Either way it was strange because we had this whole conversation about how we feel about one another which was basically that we find one another hugely attractive and wish we were sleeping together on a regular basis but we also feel like we chose the right life partners (not each other) and so we’d better not fuck everything up by actually acting on our feelings. We shared our mutual admiration and dare I say even “love” and then we talked about how we felt like we had this awesome insane connection and we were probably soul mates. I even had this weirdo flash-back to what I would consider maybe a past life if I didn’t know I had a terribly active imagination where we were both old sitting on a park bench feeding some ducks with bags full of bread and I was wearing one of those plastic head scarves so your hair doesn’t get wet when it’s raining that my grandma used to wear before she kicked it.
Then on Sunday I felt all bad about the whole thing because the pastor talked about lust and how you’ve already committed adultery and blah blah blah and I felt so guilty I wrote his name down on this piece of paper and pinned it to the wooden cross at the front of the church in my woe and agony for the blackness of my soul.
I don’t think talking to him all the time is good for my marriage.
But I’m also married to a guy who said that if I ever wanted to act on my feelings for another chick he might be cool with it. So maybe he would be cooler with this whole thing than I could possibly imagine. I don’t know. I’ve been playing it all out in my mind for months now. About how we would meet up and have one night of mind-blowing sex and then seriously never do it again. I don’t think I would even want to. One night, just get it done. That would be enough for me. But it would be a hot night… Yes. it. would.

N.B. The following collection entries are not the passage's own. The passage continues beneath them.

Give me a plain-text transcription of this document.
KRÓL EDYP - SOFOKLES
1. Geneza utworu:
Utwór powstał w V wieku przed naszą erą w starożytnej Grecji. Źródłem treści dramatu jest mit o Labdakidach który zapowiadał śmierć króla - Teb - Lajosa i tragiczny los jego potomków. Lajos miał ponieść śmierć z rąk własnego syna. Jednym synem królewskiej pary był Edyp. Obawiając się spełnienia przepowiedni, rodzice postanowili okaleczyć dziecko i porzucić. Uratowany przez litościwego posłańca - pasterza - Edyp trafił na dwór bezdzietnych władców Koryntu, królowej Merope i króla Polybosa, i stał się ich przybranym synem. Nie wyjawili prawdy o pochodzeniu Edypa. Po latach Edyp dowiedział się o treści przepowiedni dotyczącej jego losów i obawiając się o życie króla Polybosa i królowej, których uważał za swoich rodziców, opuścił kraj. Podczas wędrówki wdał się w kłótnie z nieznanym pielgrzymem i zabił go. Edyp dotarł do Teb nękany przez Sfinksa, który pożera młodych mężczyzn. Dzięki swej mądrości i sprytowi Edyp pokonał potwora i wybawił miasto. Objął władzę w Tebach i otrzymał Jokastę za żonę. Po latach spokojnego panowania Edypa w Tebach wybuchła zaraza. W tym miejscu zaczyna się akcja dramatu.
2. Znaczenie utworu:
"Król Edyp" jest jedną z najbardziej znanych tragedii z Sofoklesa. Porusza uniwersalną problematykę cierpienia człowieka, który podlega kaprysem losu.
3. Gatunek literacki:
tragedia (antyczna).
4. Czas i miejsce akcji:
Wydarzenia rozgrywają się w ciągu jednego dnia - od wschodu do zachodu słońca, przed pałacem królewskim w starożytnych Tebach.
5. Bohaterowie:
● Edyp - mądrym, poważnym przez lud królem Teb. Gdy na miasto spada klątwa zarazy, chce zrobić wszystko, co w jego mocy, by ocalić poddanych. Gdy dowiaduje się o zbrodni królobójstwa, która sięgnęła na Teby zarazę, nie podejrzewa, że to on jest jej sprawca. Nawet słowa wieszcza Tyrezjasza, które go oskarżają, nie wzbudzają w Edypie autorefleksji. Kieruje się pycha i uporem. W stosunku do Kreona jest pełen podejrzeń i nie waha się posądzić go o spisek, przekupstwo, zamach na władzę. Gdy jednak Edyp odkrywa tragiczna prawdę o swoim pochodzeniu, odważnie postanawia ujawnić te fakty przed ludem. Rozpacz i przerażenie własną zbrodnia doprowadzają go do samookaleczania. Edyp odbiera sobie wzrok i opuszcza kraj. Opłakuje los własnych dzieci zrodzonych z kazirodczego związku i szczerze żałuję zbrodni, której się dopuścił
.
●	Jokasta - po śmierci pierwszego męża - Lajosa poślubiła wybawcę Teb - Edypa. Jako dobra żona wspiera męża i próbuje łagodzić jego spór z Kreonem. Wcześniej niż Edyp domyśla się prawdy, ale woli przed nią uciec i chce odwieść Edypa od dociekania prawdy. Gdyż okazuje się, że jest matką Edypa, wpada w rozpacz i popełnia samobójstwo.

Oh… and why are we exes? Why didn’t we just get married and shit?
1. He was massively depressed (clinically) at the time and needed to be medicated. He got medicated, but not until after we broke up in a fiery fit of passion.

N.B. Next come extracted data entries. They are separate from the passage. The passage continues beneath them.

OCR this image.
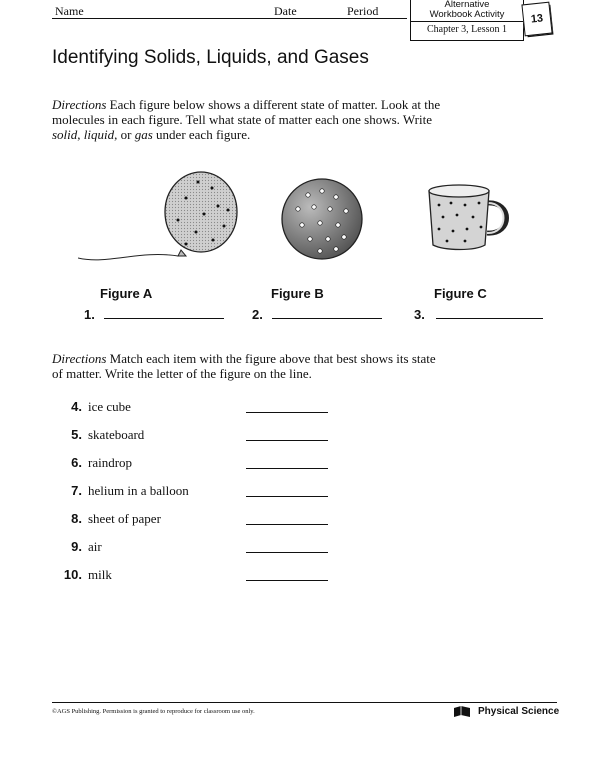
Name	Date	Period	Alternative
Workbook Activity
Chapter 3, Lesson 1
13
Identifying Solids, Liquids, and Gases
Directions Each figure below shows a different state of matter. Look at the molecules in each figure. Tell what state of matter each one shows. Write solid, liquid, or gas under each figure.
Figure A	Figure B	Figure C
1.	2.	3.
Directions Match each item with the figure above that best shows its state of matter. Write the letter of the figure on the line.
4. ice cube
5. skateboard
6. raindrop
7. helium in a balloon
8. sheet of paper
9. air
10. milk
©AGS Publishing. Permission is granted to reproduce for classroom use only.	Physical Science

2. I was in the dregs of purist philosophy and felt like it would be wrong to sleep with him. This made me madly conflicted with myself constantly. I wanted more than you can possibly imagine to have sex with this man, but I didn’t, because I felt it would make me “dirty” and “impure”. I’d slept with the boy before him and WANTED to but then always felt so fucking guilty about it and scared of being pregnant and all this other shit. I wish someone would have just bought me a box of condoms and said “Look, sex is sex. Everybody likes sex. Well… most everybody. It doesn’t make you dirty or used or anything else if you want to sleep with someone. Just be careful and use protection so you don’t have to freak out every time.” But no. It was “We will disown you if you get pregnant” and “if you have sex no one else will ever want you and you are cheating on your future husband and you are a used dirty rag and Jesus will be angry because you are basically committing adultery and adultery is the only reason you can get divorced and a really huge fucking deal to the entire Christian community.” So I didn’t have sex with him even though I really fucking wanted to and so now I’m here married and pretty happily at that with this one stupid regret that I wouldn’t even have if I hadn’t been thrust into Puritanical philosophy over and over again until my head was so full I was drowning.
And really – I think we would’ve never really made it married. Our relationship is SO passionate that we fought a lot and I think we still would. Lots of emotions. He thinks from a past life where we were very much entangled and possibly married. I don’t know – we’re just both really volatile people – which makes for great sex and fiery arguments.